We ended up in 9th place in the main competition (our final match was an exciting 3-1 loss that was tied with less than 5 minutes remaining), and 8th place in the drop-in competition. It is worth reminding ourselves that this in “9th in the world” not “9th in NESCAC”. It is a tremendous achievement for a group of undergraduates. None of the teams that were in front of us consisted of all undergraduates and only one even had a majority of undergraduates on their team.
Some other notes: Team members Kote Mushegian and Bella Tumaneng were named to be the head referee and game controller for the championship match. This effectively means that they were considered to be the best referees in the tournament. What really stands out about that, is that neither had any international experience at those jobs going into the tournament.
The final featured B-Human against U.S. Open champion Austin Villa. It ended in a 0-0 draw, with B-Human winning a penalty shootout.

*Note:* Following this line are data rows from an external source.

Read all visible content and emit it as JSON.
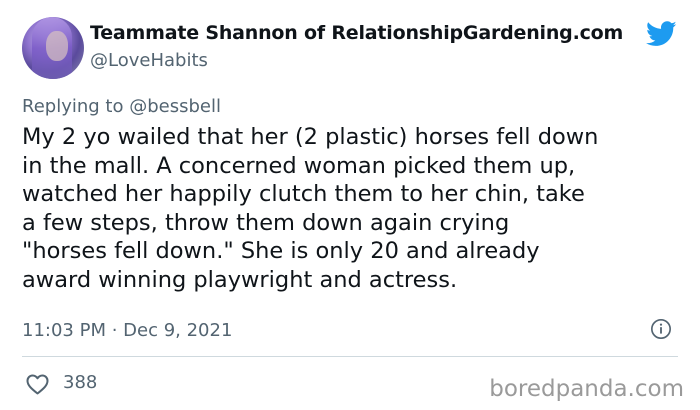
{
  "tweet": {
    "author_name": "Teammate Shannon of RelationshipGardening.com",
    "author_handle": "@LoveHabits",
    "replying_prefix": "Replying to",
    "replying_handle": "@bessbell",
    "body_lines": [
      "My 2 yo wailed that her (2 plastic) horses fell down",
      "in the mall. A concerned woman picked them up,",
      "watched her happily clutch them to her chin, take",
      "a few steps, throw them down again crying",
      "\"horses fell down.\" She is only 20 and already",
      "award winning playwright and actress."
    ],
    "timestamp": "11:03 PM · Dec 9, 2021",
    "like_count": "388"
  },
  "icons": {
    "brand": "twitter-bird-icon",
    "info": "info-icon",
    "like": "heart-icon"
  },
  "watermark": "boredpanda.com",
  "colors": {
    "twitter_blue": "#1d9bf0",
    "text_primary": "#0f1419",
    "text_secondary": "#536471",
    "divider": "#cfd9de",
    "watermark": "#9a9a9a"
  }
}
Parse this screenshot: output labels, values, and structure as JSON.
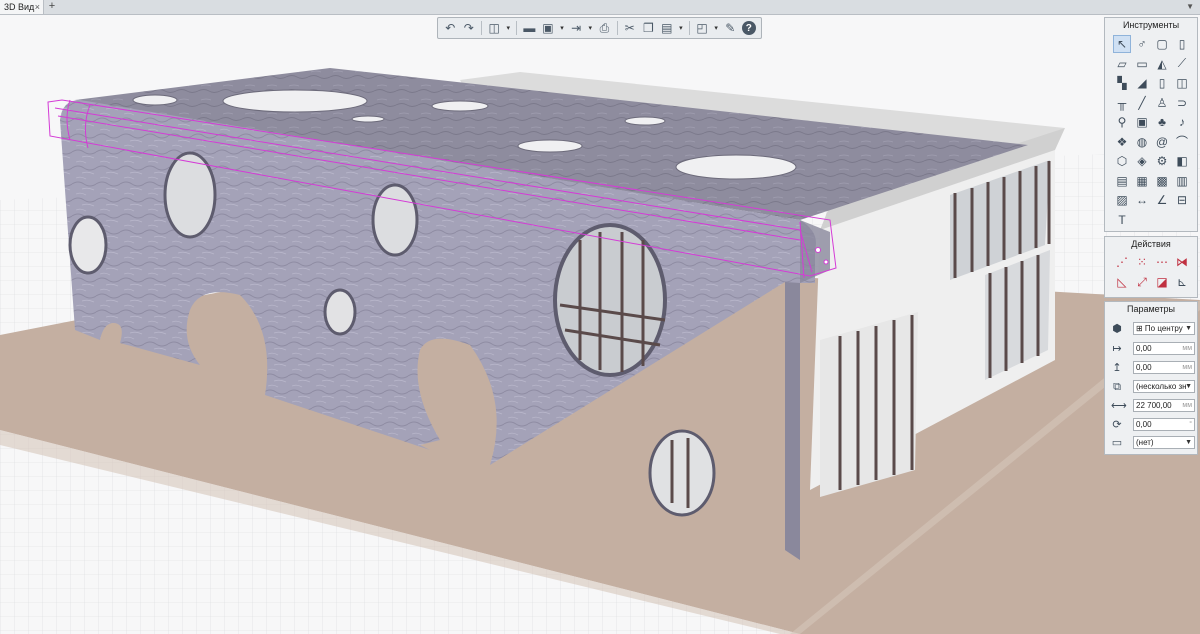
{
  "tabs": [
    {
      "label": "3D Вид",
      "close": "×"
    }
  ],
  "tab_add": "+",
  "tab_menu": "▼",
  "toolbar": {
    "buttons": [
      {
        "icon": "undo-icon",
        "glyph": "↶"
      },
      {
        "icon": "redo-icon",
        "glyph": "↷"
      },
      {
        "icon": "cube-view-icon",
        "glyph": "◫"
      },
      {
        "icon": "dropdown-arrow-icon",
        "glyph": "▾"
      },
      {
        "icon": "open-folder-icon",
        "glyph": "▬"
      },
      {
        "icon": "save-icon",
        "glyph": "▣"
      },
      {
        "icon": "dropdown-arrow-icon",
        "glyph": "▾"
      },
      {
        "icon": "export-icon",
        "glyph": "⇥"
      },
      {
        "icon": "dropdown-arrow-icon",
        "glyph": "▾"
      },
      {
        "icon": "print-icon",
        "glyph": "⎙"
      },
      {
        "icon": "cut-icon",
        "glyph": "✂"
      },
      {
        "icon": "copy-icon",
        "glyph": "❐"
      },
      {
        "icon": "paste-icon",
        "glyph": "▤"
      },
      {
        "icon": "dropdown-arrow-icon",
        "glyph": "▾"
      },
      {
        "icon": "layers-icon",
        "glyph": "◰"
      },
      {
        "icon": "dropdown-arrow-icon",
        "glyph": "▾"
      },
      {
        "icon": "wrench-icon",
        "glyph": "✎"
      },
      {
        "icon": "help-icon",
        "glyph": "?"
      }
    ]
  },
  "tools_panel": {
    "title": "Инструменты",
    "items": [
      {
        "icon": "select-arrow-icon",
        "glyph": "↖",
        "selected": true
      },
      {
        "icon": "magic-wand-icon",
        "glyph": "♂"
      },
      {
        "icon": "wall-icon",
        "glyph": "▢"
      },
      {
        "icon": "column-icon",
        "glyph": "▯"
      },
      {
        "icon": "slab-icon",
        "glyph": "▱"
      },
      {
        "icon": "floor-icon",
        "glyph": "▭"
      },
      {
        "icon": "roof-icon",
        "glyph": "◭"
      },
      {
        "icon": "beam-icon",
        "glyph": "⟋"
      },
      {
        "icon": "stairs-icon",
        "glyph": "▚"
      },
      {
        "icon": "ramp-icon",
        "glyph": "◢"
      },
      {
        "icon": "door-icon",
        "glyph": "▯"
      },
      {
        "icon": "window-icon",
        "glyph": "◫"
      },
      {
        "icon": "railing-icon",
        "glyph": "╥"
      },
      {
        "icon": "line-icon",
        "glyph": "╱"
      },
      {
        "icon": "lamp-icon",
        "glyph": "♙"
      },
      {
        "icon": "pipe-icon",
        "glyph": "⊃"
      },
      {
        "icon": "plumbing-icon",
        "glyph": "⚲"
      },
      {
        "icon": "furniture-icon",
        "glyph": "▣"
      },
      {
        "icon": "tree-icon",
        "glyph": "♣"
      },
      {
        "icon": "sound-icon",
        "glyph": "♪"
      },
      {
        "icon": "object-icon",
        "glyph": "❖"
      },
      {
        "icon": "symbol-icon",
        "glyph": "◍"
      },
      {
        "icon": "spiral-icon",
        "glyph": "@"
      },
      {
        "icon": "curve-icon",
        "glyph": "⌒"
      },
      {
        "icon": "zone-icon",
        "glyph": "⬡"
      },
      {
        "icon": "morph-icon",
        "glyph": "◈"
      },
      {
        "icon": "gear-icon",
        "glyph": "⚙"
      },
      {
        "icon": "shell-icon",
        "glyph": "◧"
      },
      {
        "icon": "cabinet-icon",
        "glyph": "▤"
      },
      {
        "icon": "table-icon",
        "glyph": "▦"
      },
      {
        "icon": "label-icon",
        "glyph": "▩"
      },
      {
        "icon": "section-icon",
        "glyph": "▥"
      },
      {
        "icon": "image-icon",
        "glyph": "▨"
      },
      {
        "icon": "dimension-icon",
        "glyph": "↔"
      },
      {
        "icon": "angle-icon",
        "glyph": "∠"
      },
      {
        "icon": "level-icon",
        "glyph": "⊟"
      },
      {
        "icon": "text-icon",
        "glyph": "T"
      }
    ]
  },
  "actions_panel": {
    "title": "Действия",
    "items": [
      {
        "icon": "move-dots-icon",
        "glyph": "⋰",
        "color": "#c03040"
      },
      {
        "icon": "distribute-icon",
        "glyph": "⁙",
        "color": "#c03040"
      },
      {
        "icon": "array-icon",
        "glyph": "⋯",
        "color": "#c03040"
      },
      {
        "icon": "mirror-icon",
        "glyph": "⧒",
        "color": "#c03040"
      },
      {
        "icon": "rotate-icon",
        "glyph": "◺",
        "color": "#c03040"
      },
      {
        "icon": "stretch-icon",
        "glyph": "⤢",
        "color": "#c03040"
      },
      {
        "icon": "offset-icon",
        "glyph": "◪",
        "color": "#c03040"
      },
      {
        "icon": "align-icon",
        "glyph": "⊾",
        "color": "#3e4c5a"
      }
    ]
  },
  "params_panel": {
    "title": "Параметры",
    "rows": [
      {
        "icon": "anchor-cube-icon",
        "glyph": "⬢",
        "value": "⊞ По центру",
        "unit": "",
        "dropdown": true
      },
      {
        "icon": "offset-x-icon",
        "glyph": "↦",
        "value": "0,00",
        "unit": "мм",
        "dropdown": false
      },
      {
        "icon": "offset-y-icon",
        "glyph": "↥",
        "value": "0,00",
        "unit": "мм",
        "dropdown": false
      },
      {
        "icon": "layer-copy-icon",
        "glyph": "⧉",
        "value": "(несколько зн",
        "unit": "",
        "dropdown": true
      },
      {
        "icon": "length-icon",
        "glyph": "⟷",
        "value": "22 700,00",
        "unit": "мм",
        "dropdown": false
      },
      {
        "icon": "angle-rotate-icon",
        "glyph": "⟳",
        "value": "0,00",
        "unit": "°",
        "dropdown": false
      },
      {
        "icon": "tag-icon",
        "glyph": "▭",
        "value": "(нет)",
        "unit": "",
        "dropdown": true
      }
    ]
  },
  "colors": {
    "ground": "#c4afa1",
    "ground_edge": "#d6c6ba",
    "grid_bg": "#f7f7f8",
    "wall_front": "#a19fb6",
    "wall_top": "#8d8b9c",
    "selection": "#d43bd6",
    "building_light": "#eeeeee",
    "glass": "#c9ccd0",
    "mullion": "#5a4a4a"
  }
}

The two time defending champions, UNSW Australia, did not manage to score a single goal all tournament and did not make the final 16. This clearly reflects how much RoboCup changes each year and how much harder one year can be from the previous year. This year the biggest change was the new ball and UNSW almost could not see it at all.
The changes are expected to be a little more modest for next year, but we can expect to see 1) artificial grass (much tougher for robots to walk on effectively), and 2) more natural lighting.